Das Team des Deutschen Skiverbands (DSV) feierte damit eine frühe, aber gelungene Generalprobe für die Winterspiele 2018 in Pyeongchang, wo der Team-Event in rund elf Monaten erstmals olympisch sein wird. "Da gibt es Medaillen, und darauf legen wir wert", sagte Straßer.

Beim 1:3 gegen die Skandinavier war ihm der Ehrenpunkt gelungen. Der einzige deutsche Weltcup-Sieger dieser Saison gewann alle seine drei Rennen: in der ersten Runde gegen die Schweiz, als nach einem 2:2 die Zeitdifferenz den Ausschlag gab; beim souveräneren 3:1 im Halbfinale gegen die Italiener; und im Finale am Ende auch gegen Schweden.

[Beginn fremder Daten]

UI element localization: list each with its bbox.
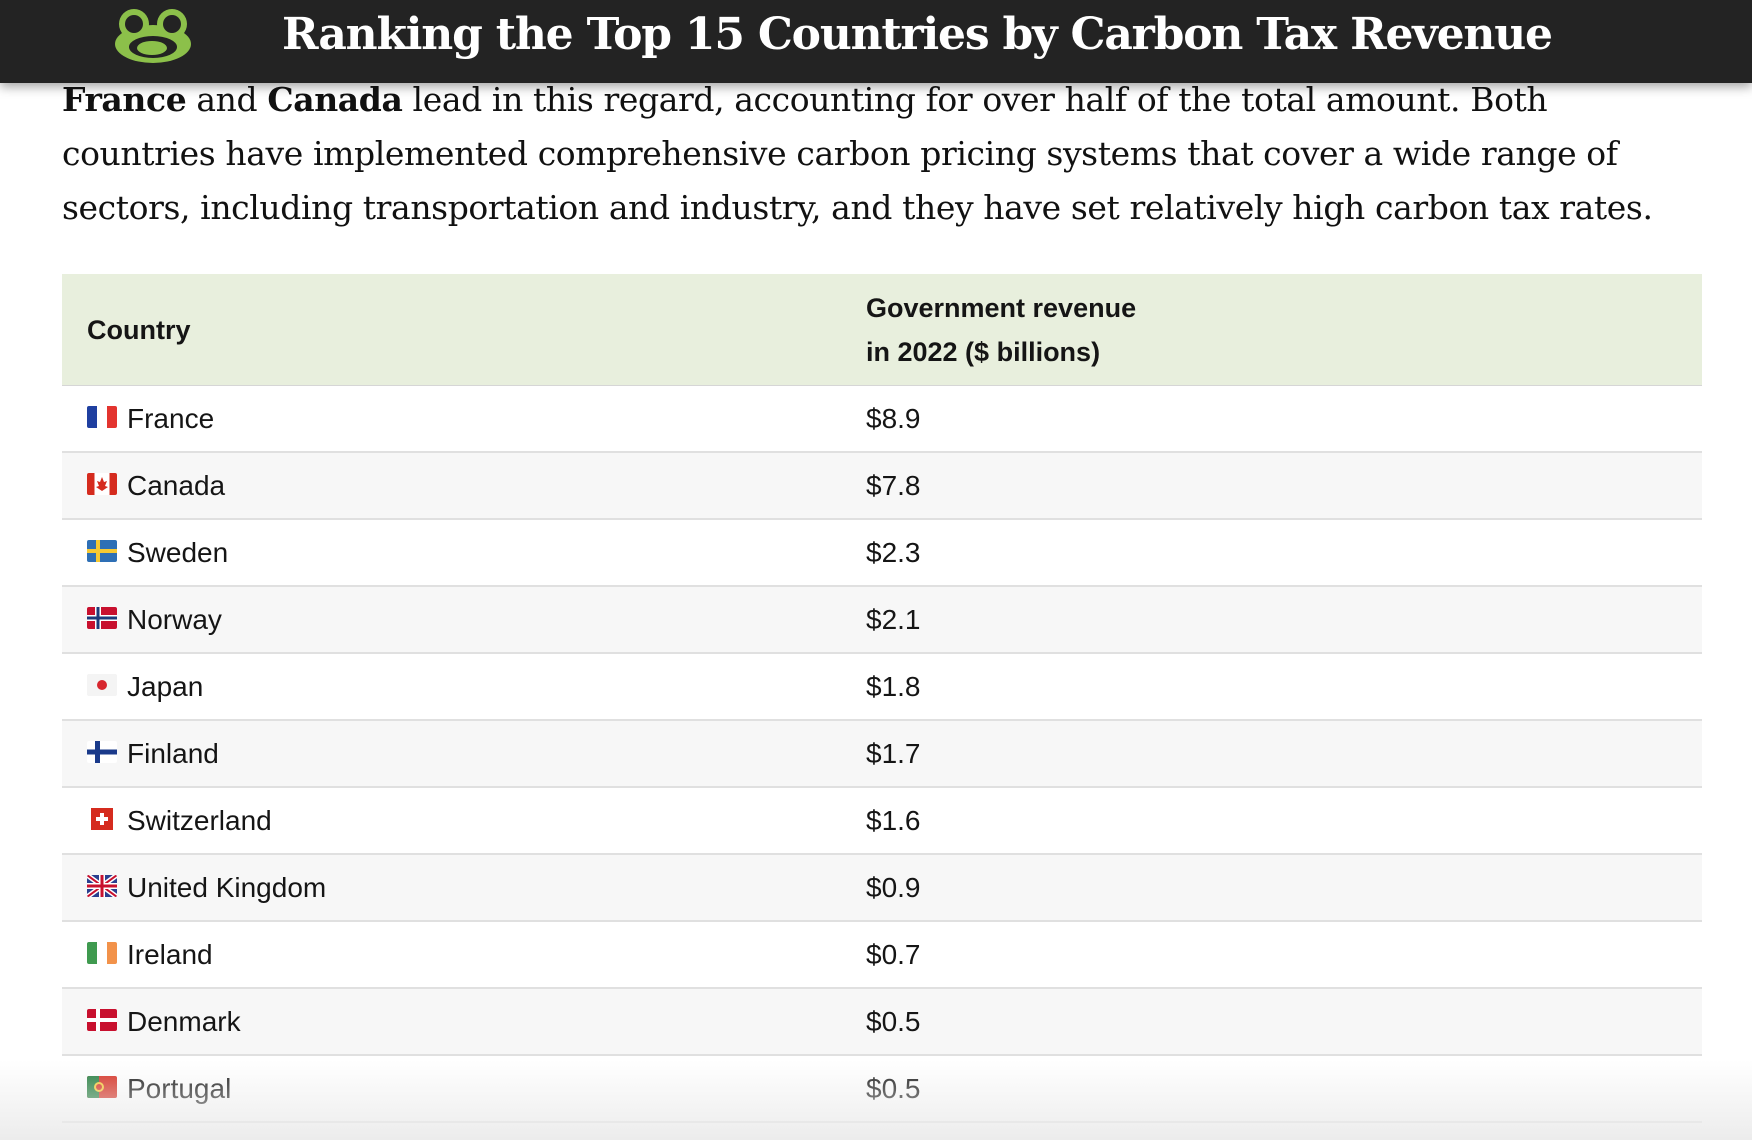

Der Münchner war bei den Weltmeisterschaften in St. Moritz nicht zum Einsatz gekommen, weil ihn die Teamchefs in der ersten Runde schonen wollten und stattdessen Neureuther aufstellten. Dabei aber verpokerte sich das Team und schied gegen die Slowakei aus. "Natürlich will man sich irgendwo beweisen und zeigen, dass man es drauf hat", sagte Straßer. "Ich glaube, ich habe heute eine gute Antwort gegeben."

Routinier Neureuther konzentriert sich in den Rocky Mountains auf den Riesentorlauf am Samstag (16.00/18.30 Uhr MEZ) und den Slalom tags darauf (18.00/19.30 Uhr MEZ). "Der Felix hat uns hergeschickt, und wir haben das ganz gut gemacht", erzählte Luitz in der ARD und fand: "Wenn man zusammen so etwas schafft, dann ist das Wahnsinn." Er selbst hatte im Finale eine Torstange gegen den Kopf geschlagen bekommen und war mit kräftigen Ohrenschmerzen ausgeschieden.

Für Luitz sowie Dürr und Wallner stehen am Samstag die letzten Saisonrennen an. Straßers Abschluss ist für Sonntag vorgesehen.